— Временное правительство намерено продолжать войну, народу ненужную! — гремел над площадью голос Рыбина. — Так может ли народ верить этому правительству?
— Правильно! — заорал неподалеку от Кедрачева кто-то из солдат, и несколько голосов тотчас же подхватили:
— Правильно!
— Верно!
…Рыбин кончил говорить. Но еще долго после того одобрительно гудела площадь, и очередной оратор тщетно пытался начать речь.

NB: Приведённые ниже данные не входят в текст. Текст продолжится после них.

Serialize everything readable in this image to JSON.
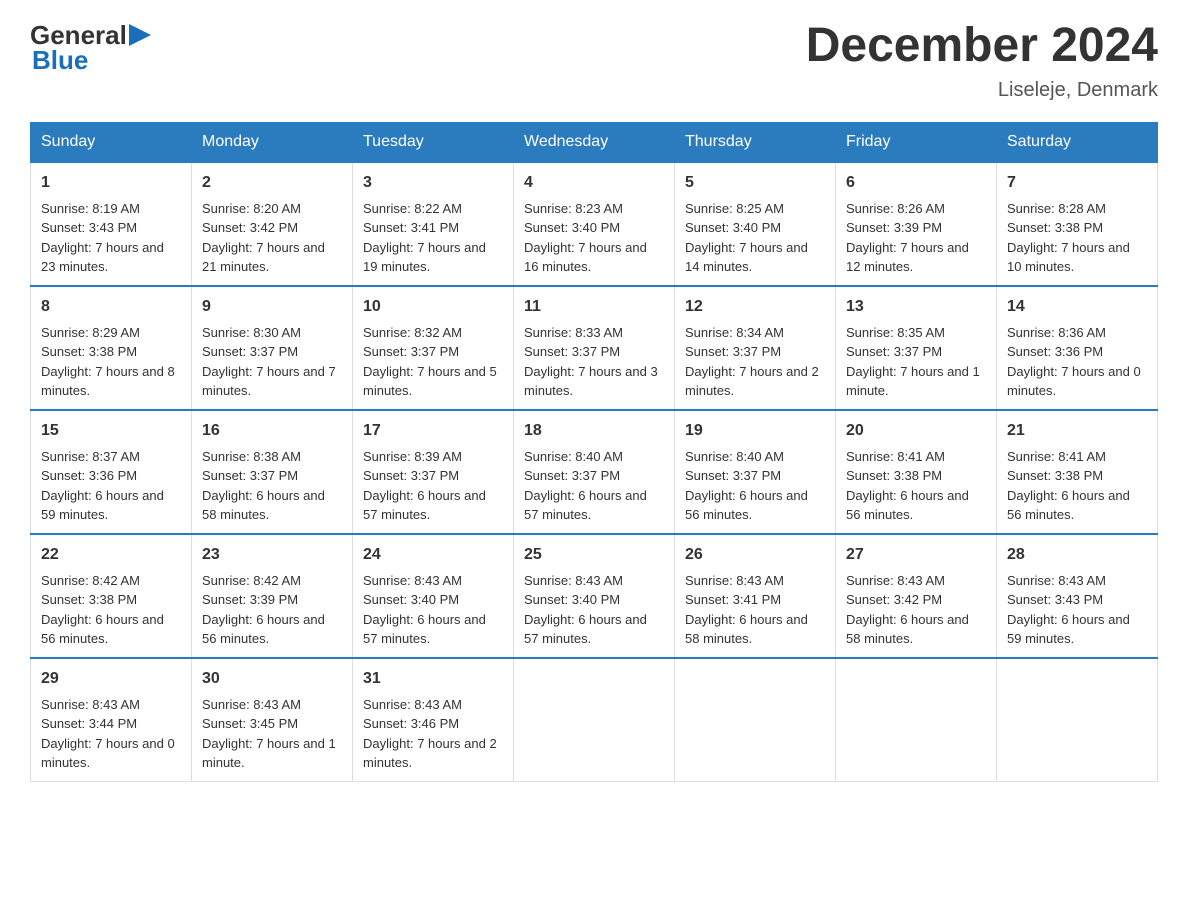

Но вот высказался и последний выступающий с трибуны. Громыхнула марсельезой медь военного оркестра, и людское море, доселе волновавшееся на месте, пришло в движение. Разбиваясь на реки, ручьи и ручейки, оно потекло с площади в разные стороны, и, как алые и белые паруса, над волнами голов поплыли знамена и транспаранты.
— Обратно в казарму? — спросил Кедрачева Семиохин. — Больше-то куда?
— Ты иди, а я домой загляну, — ответил Кедрачев. — Сестренка прибегала, сказывала — жена с дочкой повидаться приехала. Я еще вчера хотел, да недосуг было.
— Давай, давай! Чать, давно с женой не видался?
— Давненько.
— Ну, вот и утешься ради праздничка. Эх, кабы моя баба ко мне могла… А то ведь скоро сеять начинать. Не до свиданок ей.
— Обожди, может, скоро свидишься. В Совете мы толковали уже — деревенских на посевные работы отпустить. Не решили еще до конца, это ты знаешь. Но добьемся.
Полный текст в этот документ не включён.